Грозное лето
Шрифт:
– Взять в штабе подробные сведения о потерях. Я должен знать, сколько солдат осталось в каждой роте. И выяснить, в каком полку начальник политотдела...- Посмотрев назад, на задымленную саперами переправу, генерал добавил: - Передайте майору Васильеву, чтобы вывел разведчиков из боя. Они мне нужны здесь.
7
Разведчики находились все в том же яру, что и три дня назад. Усталые и оборванные, многие раненые, они слушали сейчас торопливый, взволнованный и сбивчивый рассказ Забарова. То ли потому, что после всех вражеских контратак, которые пришлось отбивать разведчикам, он и его бойцы остались все-таки живы и это радовало и требовало вместе с тем душевной разрядки, то ли еще почему, только всегда молчаливый Федор вдруг разговорился и рассказал окружавшим eго удивленным разведчикам
Родился Федор в 1917 году в небольшом рабочем поселке под Москвой. Родился, как потом рассказывали eму, ночью, в непроглядную темень. Когда мальчик во весь голос впервые заявил о себе, мать торопливо завернула его в теплое одеяло, вынесла на улицу и положила теплый сверток под чьим-то плетнем, а сама, растрепанная, испуганная мирским судом, сбежала из деревни.

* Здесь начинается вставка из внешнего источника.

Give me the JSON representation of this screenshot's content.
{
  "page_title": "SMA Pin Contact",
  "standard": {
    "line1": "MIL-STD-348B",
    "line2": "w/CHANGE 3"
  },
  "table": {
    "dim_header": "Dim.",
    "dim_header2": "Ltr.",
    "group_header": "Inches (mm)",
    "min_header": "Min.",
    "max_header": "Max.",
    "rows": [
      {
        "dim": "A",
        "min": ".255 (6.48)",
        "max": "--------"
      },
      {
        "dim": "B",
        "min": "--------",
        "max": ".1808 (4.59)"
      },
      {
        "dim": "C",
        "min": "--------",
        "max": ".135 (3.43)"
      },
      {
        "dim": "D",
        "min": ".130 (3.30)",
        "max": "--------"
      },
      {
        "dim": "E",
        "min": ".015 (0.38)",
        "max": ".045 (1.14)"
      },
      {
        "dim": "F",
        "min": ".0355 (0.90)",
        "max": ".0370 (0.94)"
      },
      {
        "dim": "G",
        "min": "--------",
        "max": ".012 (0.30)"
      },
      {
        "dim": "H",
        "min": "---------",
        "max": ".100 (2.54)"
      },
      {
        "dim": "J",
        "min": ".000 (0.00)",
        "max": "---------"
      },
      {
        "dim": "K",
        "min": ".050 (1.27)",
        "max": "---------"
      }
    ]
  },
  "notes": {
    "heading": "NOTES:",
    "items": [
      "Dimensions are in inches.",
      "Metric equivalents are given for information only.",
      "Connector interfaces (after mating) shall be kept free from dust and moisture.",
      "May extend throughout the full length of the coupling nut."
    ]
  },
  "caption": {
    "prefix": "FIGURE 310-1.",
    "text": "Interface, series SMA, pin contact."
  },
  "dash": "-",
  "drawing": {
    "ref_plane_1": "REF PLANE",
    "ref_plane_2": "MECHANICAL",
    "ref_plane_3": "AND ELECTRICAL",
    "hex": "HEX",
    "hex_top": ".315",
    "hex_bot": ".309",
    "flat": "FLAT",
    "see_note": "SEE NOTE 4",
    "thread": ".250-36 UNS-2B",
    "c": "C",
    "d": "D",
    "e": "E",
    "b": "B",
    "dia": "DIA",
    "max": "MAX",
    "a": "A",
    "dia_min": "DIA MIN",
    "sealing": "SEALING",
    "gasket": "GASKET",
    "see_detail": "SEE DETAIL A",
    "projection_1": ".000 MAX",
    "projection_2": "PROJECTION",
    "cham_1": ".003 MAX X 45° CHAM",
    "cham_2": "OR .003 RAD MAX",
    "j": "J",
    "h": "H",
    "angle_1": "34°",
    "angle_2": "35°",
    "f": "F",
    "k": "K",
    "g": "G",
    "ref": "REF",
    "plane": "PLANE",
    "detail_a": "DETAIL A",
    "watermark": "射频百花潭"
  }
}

Федора подобрал богатый односельчанин, Федосей Прокофьев, у которого не было своих детей: сын был убит где-то под Перемышлем, а второго произвести на свет он уже не мог - стар годами был. Однако с приемышем ему также не повезло. Мальчик прожил у него ровно восемь лет, до той поры, пока ему не сказали, что он подкидыш. Когда ему об этом во всех подробностях поведали соседские бабы, он в тот же день сбежал от приемного отца. Это было первое проявление непокорного и своенравного характера. О матери Федор узнал гораздо позже, и то очень немногое. Она работала батрачкой у одного кулака, сильная и гордая красавица. Куда девалась она после его рождения, ни он и вообще никто не знал. Ходили слухи: "Наложила руки на себя". Об отце же Забаров совсем не имел никаких сведений. Сказывали, будто солдат-дезертир. Но и то, пожалуй, больше понаслышке да по догадкам: много в те горькие времена было беглых солдатиков - вот и говорили так.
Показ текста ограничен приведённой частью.